O professor da UFMG diz que essa já é uma tecnologia consolidada, sendo muito usada em países como a França e a China, que inclusive exposta para o Brasil porcelanato produzido a partir de rejeito de mineração. “O que está estocado dentro da barragem é um produto quando tratado. Se as mineradoras entrassem em acordo com os consumidores de cimento e areia, que são as cimenteiras e indústrias de cimento, teríamos um desfecho para esse rejeito e não seria preciso estocá-los como está acontecendo”, explica.
“As indústrias deveriam conversar entre si e aproveitar a tecnologia que está disponível para transformar o rejeito em economia e não em tragédia“, enfatiza o estudioso. A utilização do tijolo de rejeito tornaria as construções em média 30% mais baratas.
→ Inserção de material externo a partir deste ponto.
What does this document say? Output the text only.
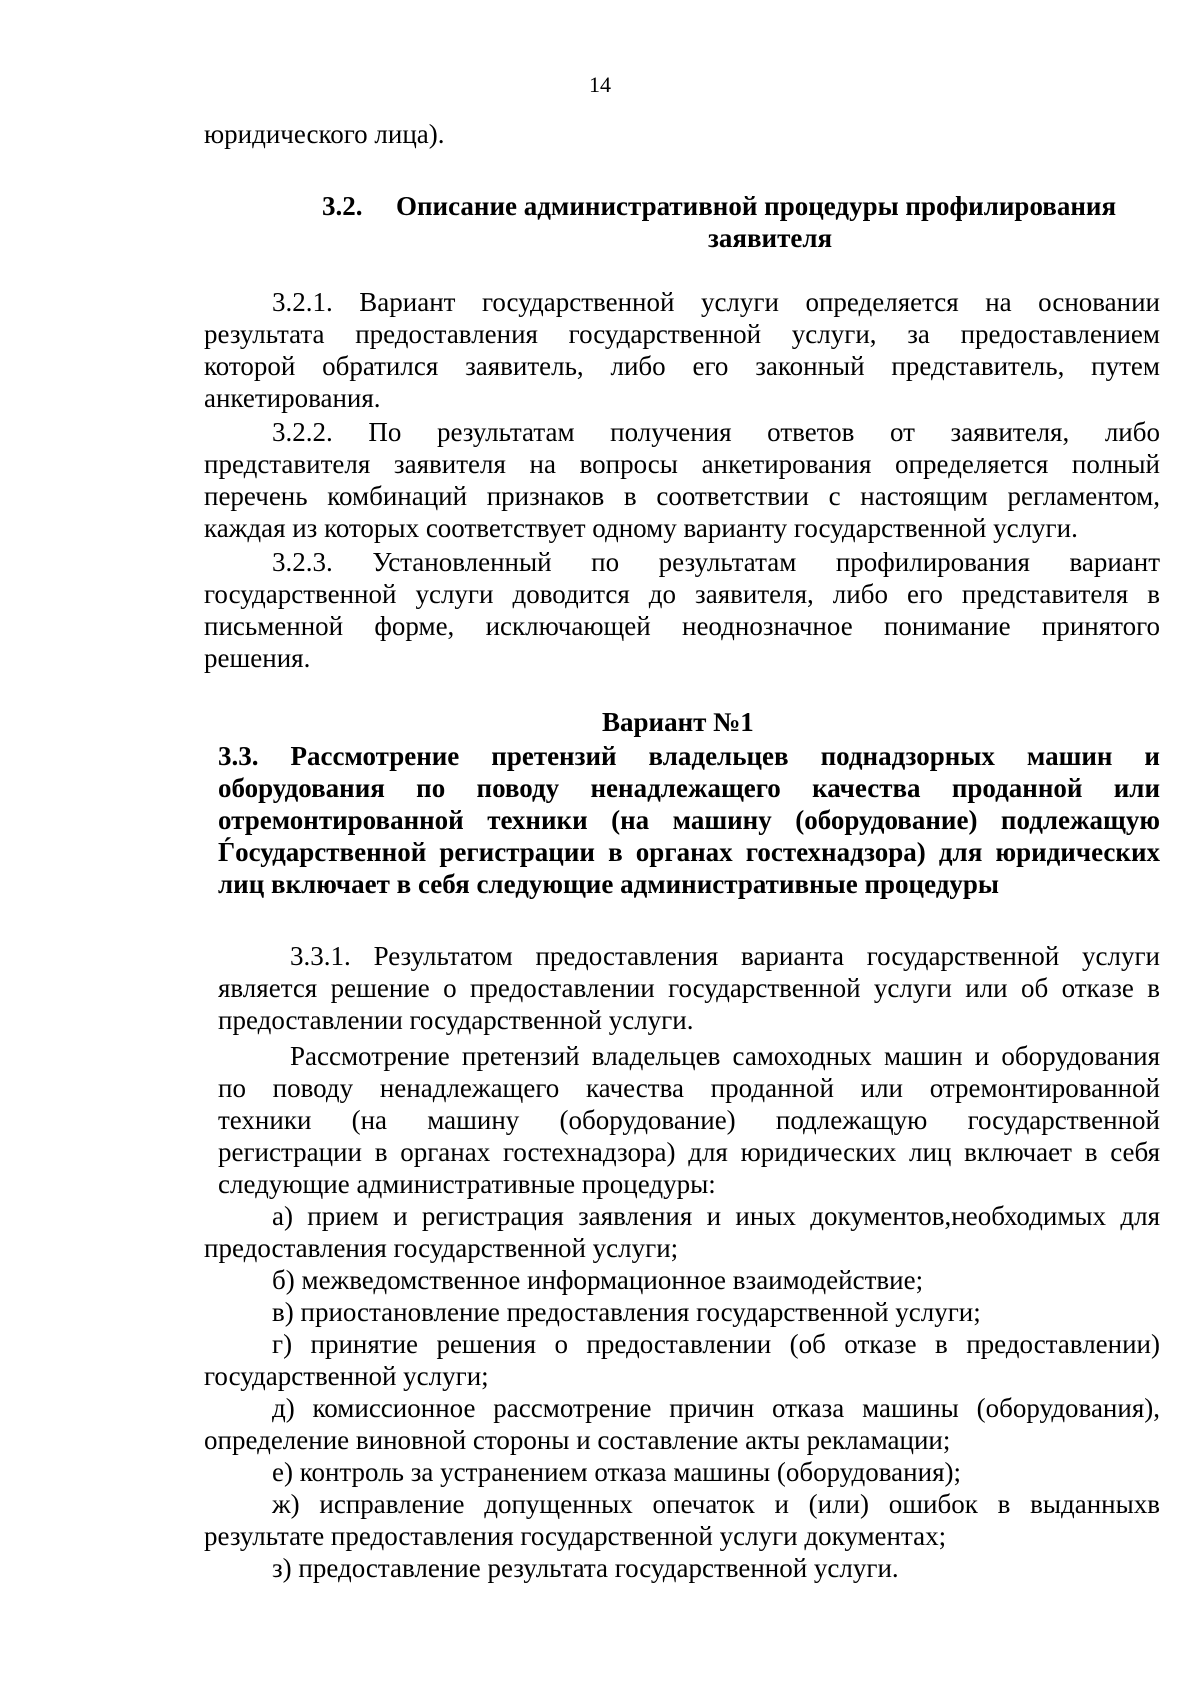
14
юридического лица).
3.2. Описание административной процедуры профилирования
заявителя
3.2.1. Вариант государственной услуги определяется на основании
результата предоставления государственной услуги, за предоставлением
которой обратился заявитель, либо его законный представитель, путем
анкетирования.
3.2.2. По результатам получения ответов от заявителя, либо
представителя заявителя на вопросы анкетирования определяется полный
перечень комбинаций признаков в соответствии с настоящим регламентом,
каждая из которых соответствует одному варианту государственной услуги.
3.2.3. Установленный по результатам профилирования вариант
государственной услуги доводится до заявителя, либо его представителя в
письменной форме, исключающей неоднозначное понимание принятого
решения.
Вариант №1
3.3. Рассмотрение претензий владельцев поднадзорных машин и
оборудования по поводу ненадлежащего качества проданной или
отремонтированной техники (на машину (оборудование) подлежащую
Ѓосударственной регистрации в органах гостехнадзора) для юридических
лиц включает в себя следующие административные процедуры
3.3.1. Результатом предоставления варианта государственной услуги
является решение о предоставлении государственной услуги или об отказе в
предоставлении государственной услуги.
Рассмотрение претензий владельцев самоходных машин и оборудования
по поводу ненадлежащего качества проданной или отремонтированной
техники (на машину (оборудование) подлежащую государственной
регистрации в органах гостехнадзора) для юридических лиц включает в себя
следующие административные процедуры:
а) прием и регистрация заявления и иных документов,необходимых для
предоставления государственной услуги;
б) межведомственное информационное взаимодействие;
в) приостановление предоставления государственной услуги;
г) принятие решения о предоставлении (об отказе в предоставлении)
государственной услуги;
д) комиссионное рассмотрение причин отказа машины (оборудования),
определение виновной стороны и составление акты рекламации;
е) контроль за устранением отказа машины (оборудования);
ж) исправление допущенных опечаток и (или) ошибок в выданныхв
результате предоставления государственной услуги документах;
з) предоставление результата государственной услуги.
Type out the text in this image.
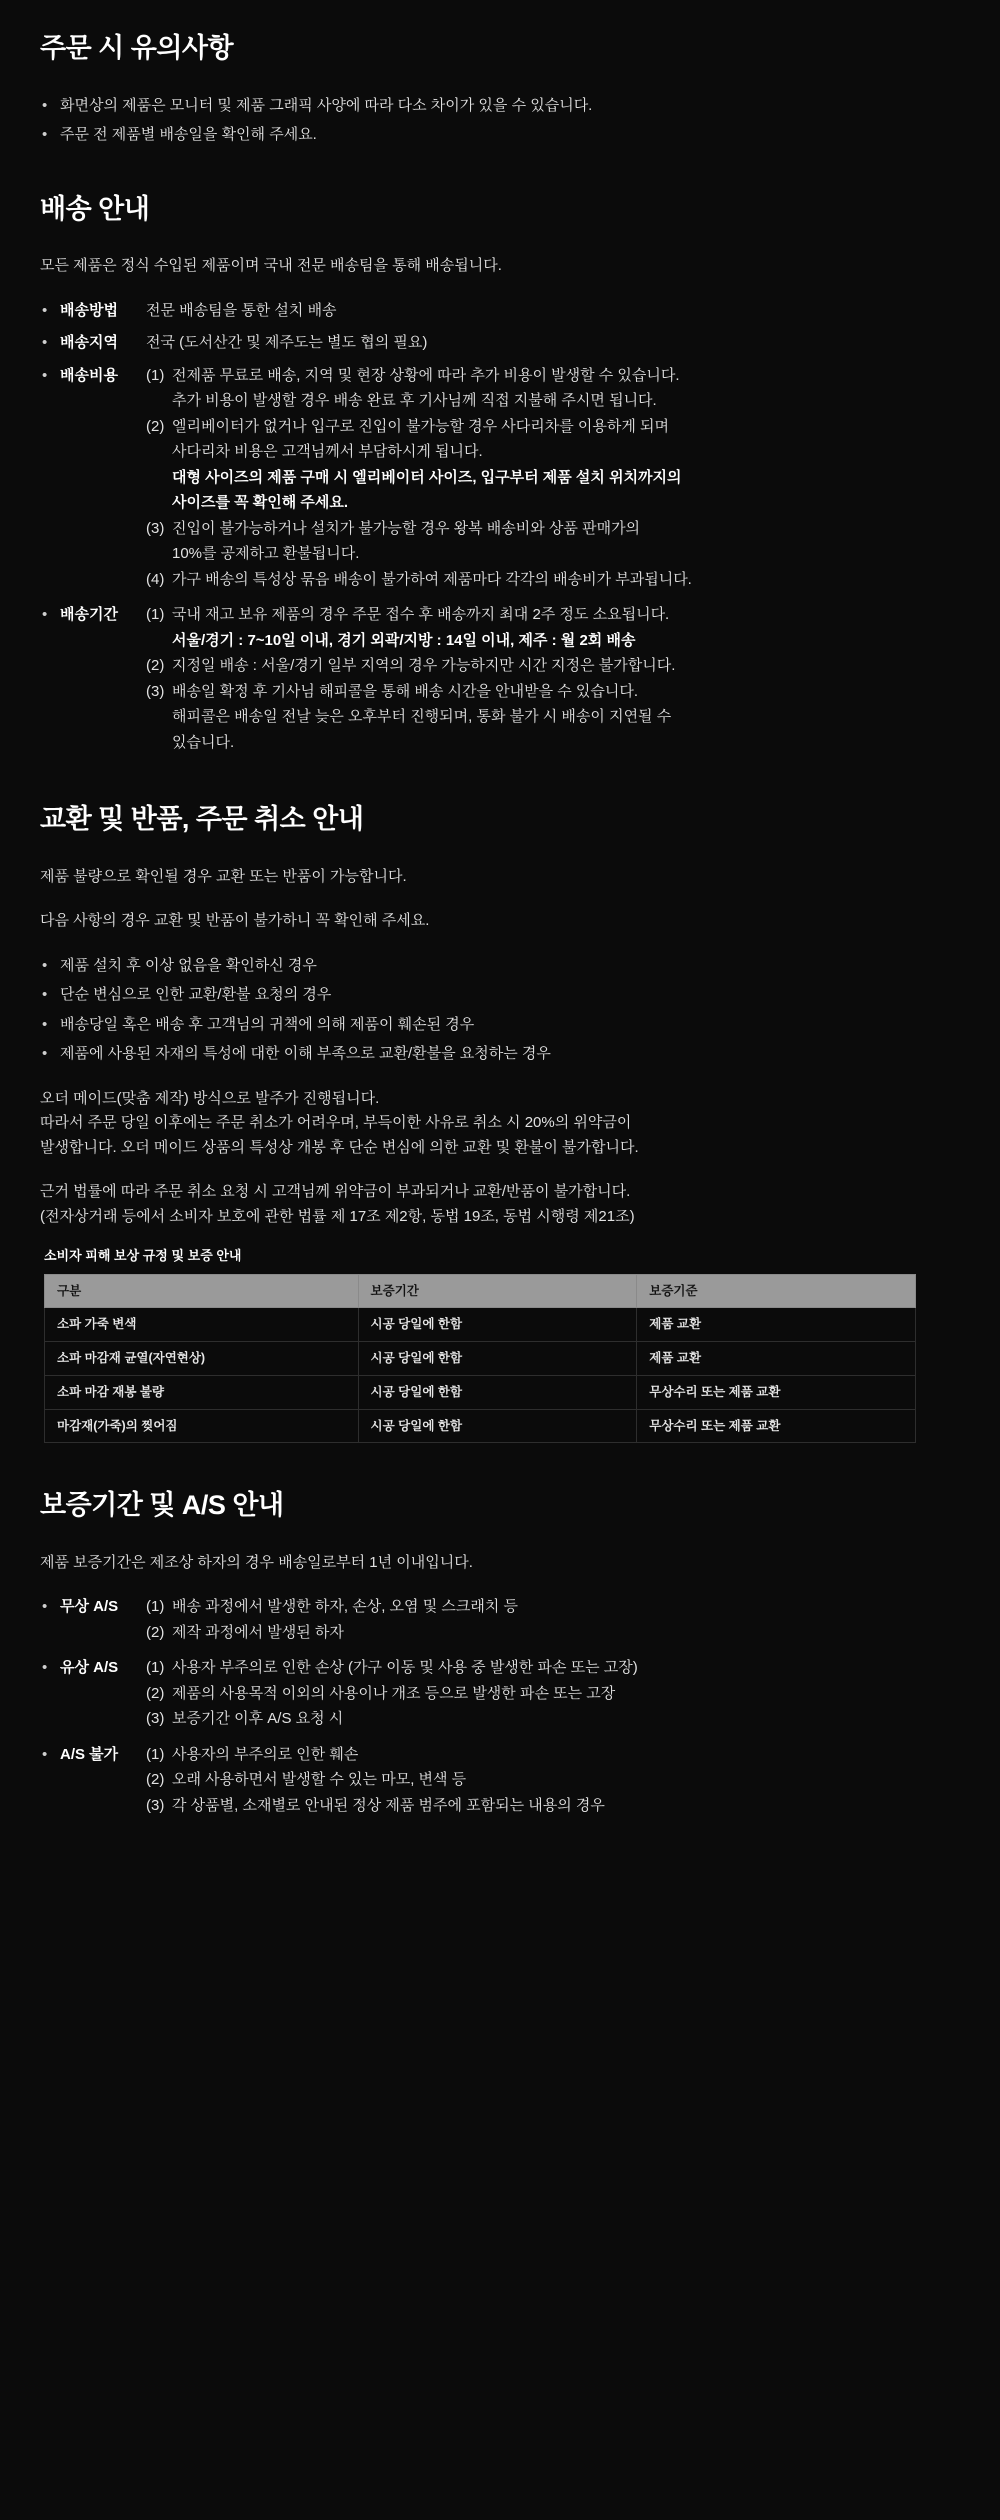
주문 시 유의사항
• 화면상의 제품은 모니터 및 제품 그래픽 사양에 따라 다소 차이가 있을 수 있습니다.
• 주문 전 제품별 배송일을 확인해 주세요.
배송 안내

모든 제품은 정식 수입된 제품이며 국내 전문 배송팀을 통해 배송됩니다.

• 배송방법	전문 배송팀을 통한 설치 배송
• 배송지역	전국 (도서산간 및 제주도는 별도 협의 필요)
• 배송비용	(1) 전제품 무료로 배송, 지역 및 현장 상황에 따라 추가 비용이 발생할 수 있습니다.
추가 비용이 발생할 경우 배송 완료 후 기사님께 직접 지불해 주시면 됩니다.
(2) 엘리베이터가 없거나 입구로 진입이 불가능할 경우 사다리차를 이용하게 되며
사다리차 비용은 고객님께서 부담하시게 됩니다.
대형 사이즈의 제품 구매 시 엘리베이터 사이즈, 입구부터 제품 설치 위치까지의
사이즈를 꼭 확인해 주세요.
(3) 진입이 불가능하거나 설치가 불가능할 경우 왕복 배송비와 상품 판매가의
10%를 공제하고 환불됩니다.
(4) 가구 배송의 특성상 묶음 배송이 불가하여 제품마다 각각의 배송비가 부과됩니다.
• 배송기간	(1) 국내 재고 보유 제품의 경우 주문 접수 후 배송까지 최대 2주 정도 소요됩니다.
서울/경기 : 7~10일 이내, 경기 외곽/지방 : 14일 이내, 제주 : 월 2회 배송
(2) 지정일 배송 : 서울/경기 일부 지역의 경우 가능하지만 시간 지정은 불가합니다.
(3) 배송일 확정 후 기사님 해피콜을 통해 배송 시간을 안내받을 수 있습니다.
해피콜은 배송일 전날 늦은 오후부터 진행되며, 통화 불가 시 배송이 지연될 수
있습니다.
교환 및 반품, 주문 취소 안내

제품 불량으로 확인될 경우 교환 또는 반품이 가능합니다.

다음 사항의 경우 교환 및 반품이 불가하니 꼭 확인해 주세요.

• 제품 설치 후 이상 없음을 확인하신 경우
• 단순 변심으로 인한 교환/환불 요청의 경우
• 배송당일 혹은 배송 후 고객님의 귀책에 의해 제품이 훼손된 경우
• 제품에 사용된 자재의 특성에 대한 이해 부족으로 교환/환불을 요청하는 경우

오더 메이드(맞춤 제작) 방식으로 발주가 진행됩니다.

따라서 주문 당일 이후에는 주문 취소가 어려우며, 부득이한 사유로 취소 시 20%의 위약금이

발생합니다. 오더 메이드 상품의 특성상 개봉 후 단순 변심에 의한 교환 및 환불이 불가합니다.

근거 법률에 따라 주문 취소 요청 시 고객님께 위약금이 부과되거나 교환/반품이 불가합니다.

(전자상거래 등에서 소비자 보호에 관한 법률 제 17조 제2항, 동법 19조, 동법 시행령 제21조)

소비자 피해 보상 규정 및 보증 안내
구분	보증기간	보증기준
소파 가죽 변색	시공 당일에 한함	제품 교환
소파 마감재 균열(자연현상)	시공 당일에 한함	제품 교환
소파 마감 재봉 불량	시공 당일에 한함	무상수리 또는 제품 교환
마감재(가죽)의 찢어짐	시공 당일에 한함	무상수리 또는 제품 교환
보증기간 및 A/S 안내

제품 보증기간은 제조상 하자의 경우 배송일로부터 1년 이내입니다.

• 무상 A/S	(1) 배송 과정에서 발생한 하자, 손상, 오염 및 스크래치 등
(2) 제작 과정에서 발생된 하자
• 유상 A/S	(1) 사용자 부주의로 인한 손상 (가구 이동 및 사용 중 발생한 파손 또는 고장)
(2) 제품의 사용목적 이외의 사용이나 개조 등으로 발생한 파손 또는 고장
(3) 보증기간 이후 A/S 요청 시
• A/S 불가	(1) 사용자의 부주의로 인한 훼손
(2) 오래 사용하면서 발생할 수 있는 마모, 변색 등
(3) 각 상품별, 소재별로 안내된 정상 제품 범주에 포함되는 내용의 경우
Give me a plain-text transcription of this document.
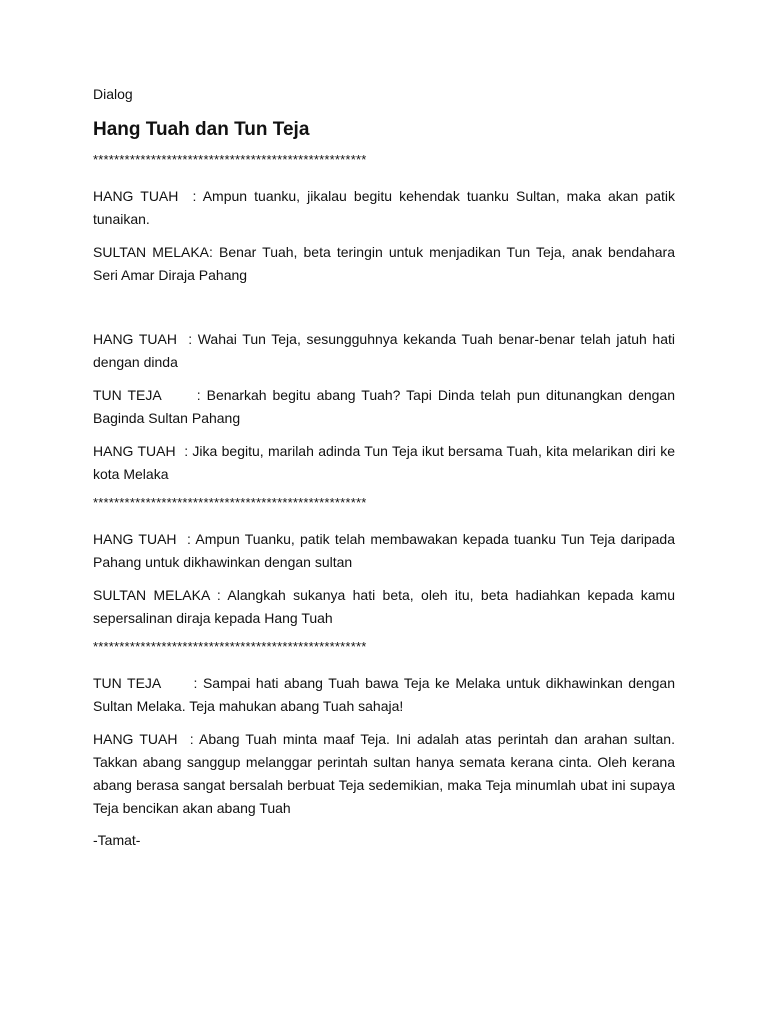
Dialog
Hang Tuah dan Tun Teja
****************************************************

HANG TUAH  : Ampun tuanku, jikalau begitu kehendak tuanku Sultan, maka akan patik tunaikan.

SULTAN MELAKA: Benar Tuah, beta teringin untuk menjadikan Tun Teja, anak bendahara Seri Amar Diraja Pahang

HANG TUAH  : Wahai Tun Teja, sesungguhnya kekanda Tuah benar-benar telah jatuh hati dengan dinda

TUN TEJA      : Benarkah begitu abang Tuah? Tapi Dinda telah pun ditunangkan dengan Baginda Sultan Pahang

HANG TUAH  : Jika begitu, marilah adinda Tun Teja ikut bersama Tuah, kita melarikan diri ke kota Melaka

****************************************************

HANG TUAH  : Ampun Tuanku, patik telah membawakan kepada tuanku Tun Teja daripada Pahang untuk dikhawinkan dengan sultan

SULTAN MELAKA : Alangkah sukanya hati beta, oleh itu, beta hadiahkan kepada kamu sepersalinan diraja kepada Hang Tuah

****************************************************

TUN TEJA      : Sampai hati abang Tuah bawa Teja ke Melaka untuk dikhawinkan dengan Sultan Melaka. Teja mahukan abang Tuah sahaja!

HANG TUAH  : Abang Tuah minta maaf Teja. Ini adalah atas perintah dan arahan sultan. Takkan abang sanggup melanggar perintah sultan hanya semata kerana cinta. Oleh kerana abang berasa sangat bersalah berbuat Teja sedemikian, maka Teja minumlah ubat ini supaya Teja bencikan akan abang Tuah

-Tamat-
A implantação de uma economia circular entre os setores de mineração e construção também dispensaria a necessidade de construir barragens ou buscar outras soluções para um coproduto que atualmente é tratado como rejeito, evitando também o rompimento de barragens e as contaminações oriundas da mistura do rejeito de mineração com a água dos rios.